An unpublished Bank of America research note cited by Bloomberg noted, “For every job created in the US this decade, companies spent $296,000 buying back their stocks.”
After years of near-record profits, US corporations are sitting on a cash hoard of some $1.4 trillion. But far from using these funds to expand productive investment, global corporations are spending it on share buy-backs, mergers and acquisitions and executive pay raises.
The effect of this process is to further constrict real economic output. US manufacturing grew at the slowest pace in two years last month according to figures released Monday, while the latest monthly jobs report, praised by commentators as “stellar” and “off the charts,” showed that the US added exactly zero jobs in the manufacturing sector in October.
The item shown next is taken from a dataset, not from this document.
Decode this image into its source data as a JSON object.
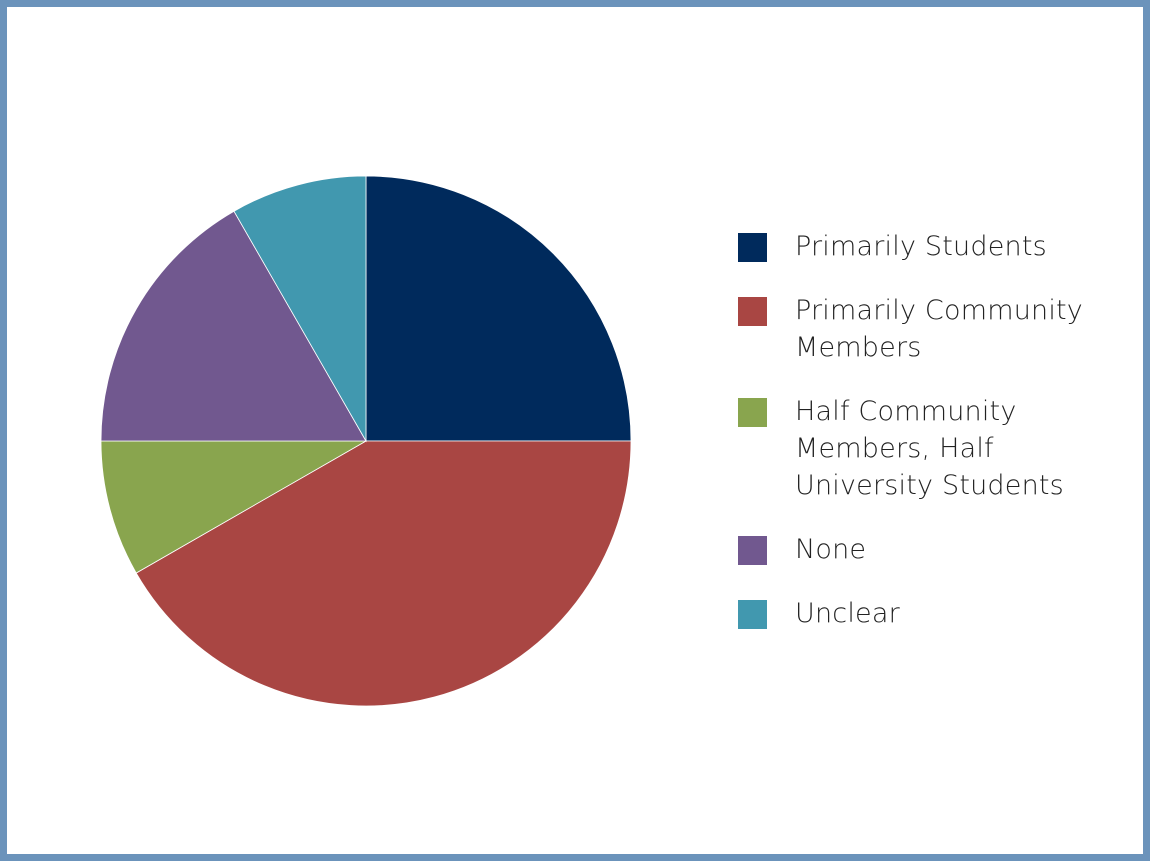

The orgy of financial speculation on Wall Street and in corporate boardrooms is one side of the vast upward redistribution of wealth in the aftermath of the 2008 financial crisis, which has been facilitated by the infusion of cash into the global financial system by the US Federal Reserve and other global central banks. Since the collapse of Lehman Brothers in 2008, the world’s central banks have undertaken some $12.4 trillion in asset purchases, and have cut interest rates on 606 separate occasions, according to the Bank of America research note cited above.
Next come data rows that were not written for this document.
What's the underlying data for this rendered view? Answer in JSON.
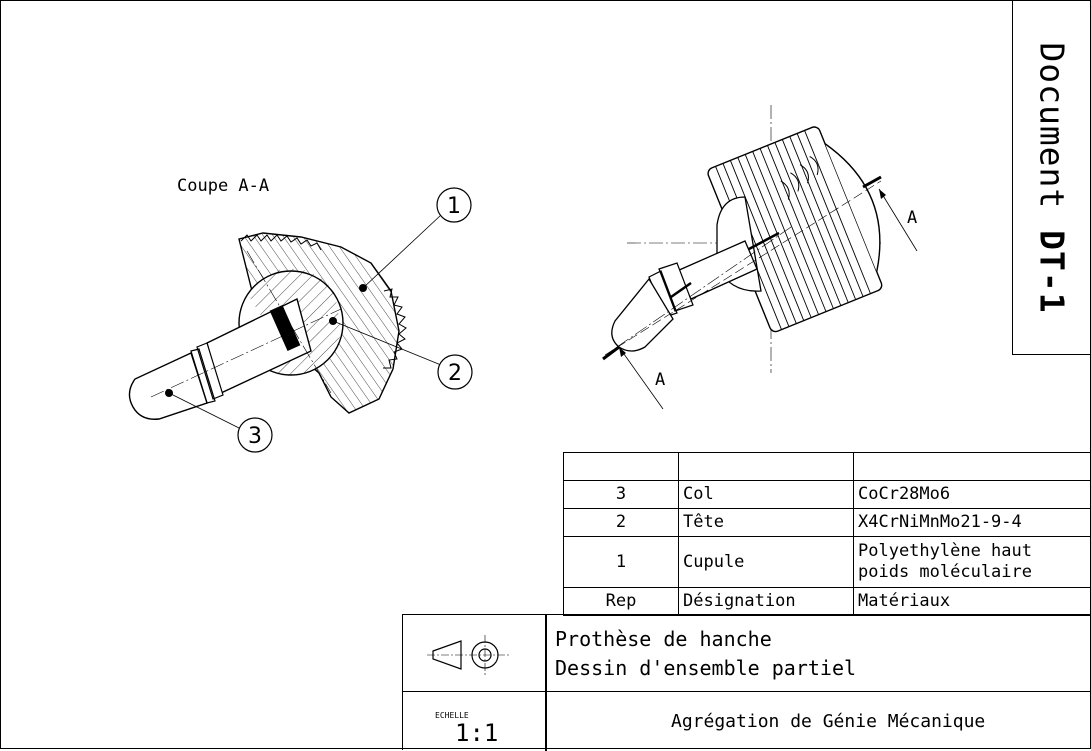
{
  "section_title": "Coupe A-A",
  "callouts": [
    "1",
    "2",
    "3"
  ],
  "section_arrow_label": "A",
  "document_label": "Document",
  "document_id": "DT-1",
  "nomenclature": {
    "header": [
      "",
      "",
      ""
    ],
    "rows": [
      {
        "rep": "3",
        "designation": "Col",
        "materiau": "CoCr28Mo6"
      },
      {
        "rep": "2",
        "designation": "Tête",
        "materiau": "X4CrNiMnMo21-9-4"
      },
      {
        "rep": "1",
        "designation": "Cupule",
        "materiau_l1": "Polyethylène haut",
        "materiau_l2": "poids moléculaire"
      }
    ],
    "columns": {
      "rep": "Rep",
      "designation": "Désignation",
      "materiau": "Matériaux"
    }
  },
  "cartouche": {
    "title_l1": "Prothèse de hanche",
    "title_l2": "Dessin d'ensemble partiel",
    "echelle_label": "ECHELLE",
    "echelle": "1:1",
    "organisation": "Agrégation de Génie Mécanique"
  }
}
The vast accumulation of wealth by the financial elite is predicated on the continuous reduction of the share of social resources going to the working class. Workers’ incomes have stagnated for decades throughout North America and Europe, and in many countries they are significantly lower than they were before the financial crisis. In the United States, for instance, the income of a typical household fell by 12 percent between 2007 and 2013, according to the Federal Reserve’s survey of consumer finances.
As a result of these processes, the top one percent of the population has accumulated 95 percent of all income gains since 2009, while the wealth of the 400 richest individuals in the US has more than doubled. The growth of social inequality has likewise fueled a growth of opposition to the capitalist system and the domination of the financial elite over all aspects of society.
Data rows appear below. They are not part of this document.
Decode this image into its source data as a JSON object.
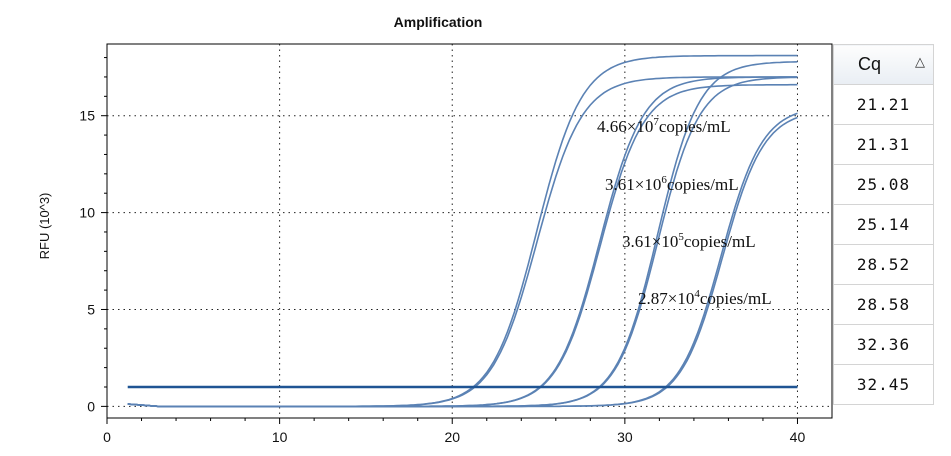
{
  "chart_data": {
    "type": "line",
    "title": "Amplification",
    "xlabel": "",
    "ylabel": "RFU (10^3)",
    "xlim": [
      0,
      42
    ],
    "ylim": [
      -0.6,
      18.7
    ],
    "x_ticks": [
      0,
      10,
      20,
      30,
      40
    ],
    "y_ticks": [
      0,
      5,
      10,
      15
    ],
    "grid": "dotted",
    "threshold": 1.0,
    "series": [
      {
        "cq": 21.21,
        "plateau": 18.1,
        "slope": 1.3
      },
      {
        "cq": 21.31,
        "plateau": 17.0,
        "slope": 1.3
      },
      {
        "cq": 25.08,
        "plateau": 17.0,
        "slope": 1.25
      },
      {
        "cq": 25.14,
        "plateau": 16.6,
        "slope": 1.25
      },
      {
        "cq": 28.52,
        "plateau": 17.8,
        "slope": 1.2
      },
      {
        "cq": 28.58,
        "plateau": 17.0,
        "slope": 1.2
      },
      {
        "cq": 32.36,
        "plateau": 15.5,
        "slope": 1.2
      },
      {
        "cq": 32.45,
        "plateau": 15.3,
        "slope": 1.2
      }
    ],
    "annotations": [
      {
        "mantissa": "4.66×10",
        "exp": "7",
        "unit": "copies/mL"
      },
      {
        "mantissa": "3.61×10",
        "exp": "6",
        "unit": "copies/mL"
      },
      {
        "mantissa": "3.61×10",
        "exp": "5",
        "unit": "copies/mL"
      },
      {
        "mantissa": "2.87×10",
        "exp": "4",
        "unit": "copies/mL"
      }
    ],
    "colors": {
      "curve": "#5b82b4",
      "threshold": "#1f5493",
      "axis": "#000000",
      "grid": "#222222"
    }
  },
  "cq_table": {
    "header": "Cq",
    "sort_icon": "triangle-up-icon",
    "values": [
      "21.21",
      "21.31",
      "25.08",
      "25.14",
      "28.52",
      "28.58",
      "32.36",
      "32.45"
    ]
  }
}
This does much to explain the hysterical response by the ruling classes of Europe and North America to the November 13 terror attacks in Paris, which were seized upon in France and Brussels to implement sweeping and far-reaching attacks on basic constitutional rights, allowing the police to arrest and seize the possessions of anyone, and to ban assemblies and demonstrations. In the United States, the Paris attacks have been used to renew calls for the criminalization of encrypted communications.
It is worth noting that, despite the supposedly earth-shattering and paradigm-changing attacks in Paris, which have led some of the world’s oldest “democracies” to abandon principles that they claim to have upheld for nearly two centuries, the global markets seem unfazed. In the 10 days since the Paris terror attacks, stock prices have risen in almost every country. The French CAC is up by 1.69 percent, the US Nasdaq is up by 3.5 percent and the German DAX is up by 3.59 percent.
“Finance capital strives for domination, not freedom,” noted the Russian revolutionary Lenin, quoting the socialist economist Rudolf Hilferding. As in the periods before the First and Second World Wars, the ruling classes increasingly see an open turn to police-state forms of rule as the surest means to ensure the protection and expansion of their wealth.